We have developed a rhesus monkey model consisting of myeloablative total-body irradiation and T lymphocyte-depleted autologous bone marrow transplantation followed by MHC-mismatched heterotopic cardiac allograft implantation that has provided an opportunity to study the role of marrow T cells in cardiac allograft rejection. In order to assess quantitatively the effects of low numbers of residual marrow T cells following depletion, methods to deplete rhesus marrow extensively and to detect residual T cells following depletion at levels below the sensitivity of standard assays have been developed. A rhesus marrow limiting dilution assay has been developed that quantifies less than 1 T cell in 10(5) marrow cells and is superior to traditional detection methods by at least 3 logs. In a direct comparison of four T cell depletion methods, effective depletion has been achieved with complement-mediated cytotoxicity (C'MC), erythrocyte rosetting, and counterflow centrifugal elutriation (CCE), the latter with a simplified single-flow rate protocol. Median marrow T cell depletions of 2.1, 1.1, and 3.1 logs, and total nucleated cell losses of 40%, 61%, and 42% respectively, have been observed. A reported use of ricin A-chain-like toxins for the enhancement of C'MC was of low efficacy with rhesus peripheral blood T cell targets.
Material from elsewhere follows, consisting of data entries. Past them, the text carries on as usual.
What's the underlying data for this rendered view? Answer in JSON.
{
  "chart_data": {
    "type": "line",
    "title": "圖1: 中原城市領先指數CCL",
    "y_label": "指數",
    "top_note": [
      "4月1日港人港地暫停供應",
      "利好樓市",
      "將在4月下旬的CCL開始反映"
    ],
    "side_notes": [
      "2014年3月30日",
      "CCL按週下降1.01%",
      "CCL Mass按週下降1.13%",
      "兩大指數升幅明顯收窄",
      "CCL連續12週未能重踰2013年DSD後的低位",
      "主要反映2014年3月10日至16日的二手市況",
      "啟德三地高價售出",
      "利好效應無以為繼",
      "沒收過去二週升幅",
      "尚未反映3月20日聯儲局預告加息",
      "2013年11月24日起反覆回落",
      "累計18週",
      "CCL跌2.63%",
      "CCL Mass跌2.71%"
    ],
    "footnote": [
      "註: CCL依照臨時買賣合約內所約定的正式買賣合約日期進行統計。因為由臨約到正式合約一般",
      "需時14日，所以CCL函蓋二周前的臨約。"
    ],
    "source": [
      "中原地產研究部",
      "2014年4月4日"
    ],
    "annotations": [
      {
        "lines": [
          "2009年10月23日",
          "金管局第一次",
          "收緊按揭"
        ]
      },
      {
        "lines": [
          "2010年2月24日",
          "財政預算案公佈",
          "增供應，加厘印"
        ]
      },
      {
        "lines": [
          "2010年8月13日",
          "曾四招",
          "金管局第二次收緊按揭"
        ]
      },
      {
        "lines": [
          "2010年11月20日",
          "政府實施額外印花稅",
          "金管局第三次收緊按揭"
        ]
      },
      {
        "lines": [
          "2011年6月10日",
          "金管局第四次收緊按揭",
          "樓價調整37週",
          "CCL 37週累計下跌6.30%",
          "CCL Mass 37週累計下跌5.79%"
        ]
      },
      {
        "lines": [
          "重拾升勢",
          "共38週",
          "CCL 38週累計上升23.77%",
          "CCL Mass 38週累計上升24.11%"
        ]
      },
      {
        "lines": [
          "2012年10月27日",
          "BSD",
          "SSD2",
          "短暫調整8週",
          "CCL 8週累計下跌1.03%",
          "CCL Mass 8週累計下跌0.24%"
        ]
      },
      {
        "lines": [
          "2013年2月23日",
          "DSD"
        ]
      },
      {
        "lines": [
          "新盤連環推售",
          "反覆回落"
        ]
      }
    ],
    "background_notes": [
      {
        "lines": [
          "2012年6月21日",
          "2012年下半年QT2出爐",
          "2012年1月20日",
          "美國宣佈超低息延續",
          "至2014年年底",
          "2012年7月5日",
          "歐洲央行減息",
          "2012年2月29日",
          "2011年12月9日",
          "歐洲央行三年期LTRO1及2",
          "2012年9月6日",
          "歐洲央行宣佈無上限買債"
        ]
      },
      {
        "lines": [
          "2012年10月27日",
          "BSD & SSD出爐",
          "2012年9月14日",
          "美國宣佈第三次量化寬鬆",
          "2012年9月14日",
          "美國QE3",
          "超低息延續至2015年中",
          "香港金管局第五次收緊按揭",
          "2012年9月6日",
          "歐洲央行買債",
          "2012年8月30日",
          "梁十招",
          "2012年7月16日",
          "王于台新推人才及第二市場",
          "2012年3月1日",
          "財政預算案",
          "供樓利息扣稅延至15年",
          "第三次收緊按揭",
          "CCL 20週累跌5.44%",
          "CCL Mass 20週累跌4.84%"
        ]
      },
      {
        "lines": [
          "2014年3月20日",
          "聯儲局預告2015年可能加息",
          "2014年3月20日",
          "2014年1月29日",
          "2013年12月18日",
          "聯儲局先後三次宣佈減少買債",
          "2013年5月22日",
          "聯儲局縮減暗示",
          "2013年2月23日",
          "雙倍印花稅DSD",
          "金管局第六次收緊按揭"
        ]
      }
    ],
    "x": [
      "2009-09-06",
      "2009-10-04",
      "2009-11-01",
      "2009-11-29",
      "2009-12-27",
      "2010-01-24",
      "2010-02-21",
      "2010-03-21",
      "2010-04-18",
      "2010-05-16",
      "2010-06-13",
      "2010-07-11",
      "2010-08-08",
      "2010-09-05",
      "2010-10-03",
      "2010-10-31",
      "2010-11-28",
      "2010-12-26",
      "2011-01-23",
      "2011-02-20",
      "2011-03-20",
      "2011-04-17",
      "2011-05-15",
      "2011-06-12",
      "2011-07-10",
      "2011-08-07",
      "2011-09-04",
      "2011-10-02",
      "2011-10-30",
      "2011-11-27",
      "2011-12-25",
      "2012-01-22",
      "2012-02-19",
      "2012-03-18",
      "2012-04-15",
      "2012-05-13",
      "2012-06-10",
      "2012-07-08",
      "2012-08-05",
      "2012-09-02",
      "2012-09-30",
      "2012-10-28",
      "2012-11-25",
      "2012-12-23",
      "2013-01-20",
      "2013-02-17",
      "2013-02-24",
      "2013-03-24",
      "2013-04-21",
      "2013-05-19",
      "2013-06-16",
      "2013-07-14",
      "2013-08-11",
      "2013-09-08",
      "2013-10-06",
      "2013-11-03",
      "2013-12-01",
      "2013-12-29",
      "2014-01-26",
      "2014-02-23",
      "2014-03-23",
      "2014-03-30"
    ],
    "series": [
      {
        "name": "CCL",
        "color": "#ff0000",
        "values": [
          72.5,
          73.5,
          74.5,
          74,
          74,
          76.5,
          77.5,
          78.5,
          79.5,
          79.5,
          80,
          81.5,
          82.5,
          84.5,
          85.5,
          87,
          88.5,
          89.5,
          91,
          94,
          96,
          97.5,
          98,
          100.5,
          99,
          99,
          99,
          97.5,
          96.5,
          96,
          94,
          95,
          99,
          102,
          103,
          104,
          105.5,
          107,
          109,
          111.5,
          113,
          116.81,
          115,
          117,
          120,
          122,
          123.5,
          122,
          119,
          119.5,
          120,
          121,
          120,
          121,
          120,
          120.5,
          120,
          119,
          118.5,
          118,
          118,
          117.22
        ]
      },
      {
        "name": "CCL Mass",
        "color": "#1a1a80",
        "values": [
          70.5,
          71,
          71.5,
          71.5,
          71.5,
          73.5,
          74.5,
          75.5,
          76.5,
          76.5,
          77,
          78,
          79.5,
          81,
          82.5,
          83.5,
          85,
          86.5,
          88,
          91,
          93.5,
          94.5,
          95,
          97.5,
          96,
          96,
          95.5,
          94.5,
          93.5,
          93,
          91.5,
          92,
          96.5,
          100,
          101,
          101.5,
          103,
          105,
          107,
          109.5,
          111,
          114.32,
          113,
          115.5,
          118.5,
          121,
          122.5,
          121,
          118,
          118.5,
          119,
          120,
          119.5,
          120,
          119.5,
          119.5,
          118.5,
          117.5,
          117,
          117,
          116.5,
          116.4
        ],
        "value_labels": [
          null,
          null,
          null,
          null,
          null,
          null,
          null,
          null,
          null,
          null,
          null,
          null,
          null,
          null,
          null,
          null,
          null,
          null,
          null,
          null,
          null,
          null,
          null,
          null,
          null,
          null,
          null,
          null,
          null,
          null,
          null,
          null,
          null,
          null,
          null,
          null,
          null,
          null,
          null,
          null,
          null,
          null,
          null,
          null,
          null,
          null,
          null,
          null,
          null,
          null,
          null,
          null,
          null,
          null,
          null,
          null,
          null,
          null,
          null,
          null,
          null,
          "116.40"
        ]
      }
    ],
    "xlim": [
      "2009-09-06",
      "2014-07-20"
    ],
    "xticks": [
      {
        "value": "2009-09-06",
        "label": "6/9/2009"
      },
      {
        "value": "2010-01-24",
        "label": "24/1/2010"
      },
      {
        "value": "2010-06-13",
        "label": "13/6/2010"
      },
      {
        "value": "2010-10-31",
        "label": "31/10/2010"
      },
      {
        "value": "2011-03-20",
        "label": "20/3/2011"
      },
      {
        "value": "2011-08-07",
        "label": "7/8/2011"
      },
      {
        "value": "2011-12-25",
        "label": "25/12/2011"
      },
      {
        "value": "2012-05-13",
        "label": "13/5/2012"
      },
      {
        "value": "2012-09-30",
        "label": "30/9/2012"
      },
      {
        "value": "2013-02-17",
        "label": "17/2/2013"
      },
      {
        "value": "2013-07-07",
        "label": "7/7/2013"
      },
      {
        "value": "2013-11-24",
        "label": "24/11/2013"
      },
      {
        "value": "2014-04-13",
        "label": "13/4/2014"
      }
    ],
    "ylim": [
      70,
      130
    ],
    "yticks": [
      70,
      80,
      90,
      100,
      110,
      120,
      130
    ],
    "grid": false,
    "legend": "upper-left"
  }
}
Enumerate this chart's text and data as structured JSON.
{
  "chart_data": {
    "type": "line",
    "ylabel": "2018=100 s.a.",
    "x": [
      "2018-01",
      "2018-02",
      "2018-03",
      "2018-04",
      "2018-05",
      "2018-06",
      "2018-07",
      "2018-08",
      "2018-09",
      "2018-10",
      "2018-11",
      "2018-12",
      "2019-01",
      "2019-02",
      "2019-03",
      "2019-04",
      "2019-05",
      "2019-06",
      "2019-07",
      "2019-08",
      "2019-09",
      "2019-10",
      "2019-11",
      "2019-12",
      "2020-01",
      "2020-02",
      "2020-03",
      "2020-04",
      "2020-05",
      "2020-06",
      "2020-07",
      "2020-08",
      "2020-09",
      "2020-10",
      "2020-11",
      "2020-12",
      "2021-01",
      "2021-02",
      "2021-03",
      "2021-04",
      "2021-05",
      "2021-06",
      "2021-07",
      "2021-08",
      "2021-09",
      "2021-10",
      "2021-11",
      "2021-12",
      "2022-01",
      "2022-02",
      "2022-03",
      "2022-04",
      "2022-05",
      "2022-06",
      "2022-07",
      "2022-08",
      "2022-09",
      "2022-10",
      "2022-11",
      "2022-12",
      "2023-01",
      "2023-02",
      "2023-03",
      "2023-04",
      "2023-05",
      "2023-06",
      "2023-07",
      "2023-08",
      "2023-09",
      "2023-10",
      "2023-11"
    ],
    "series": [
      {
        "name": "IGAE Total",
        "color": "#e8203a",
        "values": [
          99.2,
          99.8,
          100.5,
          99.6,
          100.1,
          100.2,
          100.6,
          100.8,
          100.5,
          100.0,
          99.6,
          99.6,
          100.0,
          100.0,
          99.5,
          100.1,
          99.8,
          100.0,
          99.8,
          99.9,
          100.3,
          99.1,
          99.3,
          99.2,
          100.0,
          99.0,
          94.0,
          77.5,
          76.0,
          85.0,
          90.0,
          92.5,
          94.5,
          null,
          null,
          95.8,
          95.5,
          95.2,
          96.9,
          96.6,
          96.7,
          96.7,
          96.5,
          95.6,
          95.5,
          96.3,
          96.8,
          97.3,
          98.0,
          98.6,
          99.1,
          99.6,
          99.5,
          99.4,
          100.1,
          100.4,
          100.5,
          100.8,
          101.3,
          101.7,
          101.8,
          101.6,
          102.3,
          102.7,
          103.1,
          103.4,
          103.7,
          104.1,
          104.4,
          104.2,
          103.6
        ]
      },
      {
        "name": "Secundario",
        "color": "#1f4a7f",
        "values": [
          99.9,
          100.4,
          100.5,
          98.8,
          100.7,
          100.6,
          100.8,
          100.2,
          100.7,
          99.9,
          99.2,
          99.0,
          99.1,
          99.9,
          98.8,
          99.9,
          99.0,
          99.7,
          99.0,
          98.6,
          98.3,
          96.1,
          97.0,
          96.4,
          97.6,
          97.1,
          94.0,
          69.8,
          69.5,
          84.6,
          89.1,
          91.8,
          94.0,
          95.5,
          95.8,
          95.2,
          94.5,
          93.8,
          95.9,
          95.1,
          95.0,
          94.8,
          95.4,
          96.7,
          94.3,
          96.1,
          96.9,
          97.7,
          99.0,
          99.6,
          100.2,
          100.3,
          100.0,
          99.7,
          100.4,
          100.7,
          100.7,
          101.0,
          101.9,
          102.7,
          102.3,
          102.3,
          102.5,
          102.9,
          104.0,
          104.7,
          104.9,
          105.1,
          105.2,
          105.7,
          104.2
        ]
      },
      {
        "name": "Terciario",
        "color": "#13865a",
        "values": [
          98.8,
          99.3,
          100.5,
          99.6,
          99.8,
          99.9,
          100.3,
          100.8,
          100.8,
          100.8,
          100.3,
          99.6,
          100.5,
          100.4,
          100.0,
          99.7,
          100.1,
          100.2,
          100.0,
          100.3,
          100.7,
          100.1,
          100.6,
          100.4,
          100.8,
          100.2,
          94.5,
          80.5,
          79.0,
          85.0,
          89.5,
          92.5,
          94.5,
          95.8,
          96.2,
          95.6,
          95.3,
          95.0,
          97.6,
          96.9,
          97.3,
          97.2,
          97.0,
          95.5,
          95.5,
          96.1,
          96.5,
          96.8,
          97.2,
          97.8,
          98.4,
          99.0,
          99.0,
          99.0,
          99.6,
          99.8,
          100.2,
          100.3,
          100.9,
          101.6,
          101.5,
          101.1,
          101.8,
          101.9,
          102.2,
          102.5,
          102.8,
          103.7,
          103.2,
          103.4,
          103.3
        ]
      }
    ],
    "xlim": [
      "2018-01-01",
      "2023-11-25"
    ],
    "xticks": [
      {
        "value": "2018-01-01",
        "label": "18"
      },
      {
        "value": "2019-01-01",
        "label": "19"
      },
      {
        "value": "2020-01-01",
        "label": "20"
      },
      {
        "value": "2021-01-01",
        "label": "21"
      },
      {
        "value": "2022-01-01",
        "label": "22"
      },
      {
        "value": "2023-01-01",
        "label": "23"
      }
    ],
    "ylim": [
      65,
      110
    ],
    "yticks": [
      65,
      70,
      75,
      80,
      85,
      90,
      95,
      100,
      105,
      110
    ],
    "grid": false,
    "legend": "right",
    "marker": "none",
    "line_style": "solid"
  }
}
CCE followed by C'MC has resulted in a median 4.8 logs depletion with residual marrow T cell contents less than 0.001%. Thus, C'MC, E-rosetting, and particularly CCE are effective methods of T cell depletion--and, when used in combination, extensively eliminate marrow T cells. A rhesus marrow limiting dilution assay detects residual T cells at these low levels. These techniques provide a basis for the quantitative study of the role of T cells in organ graft rejection following T lymphocyte-depleted autologous marrow transplantation.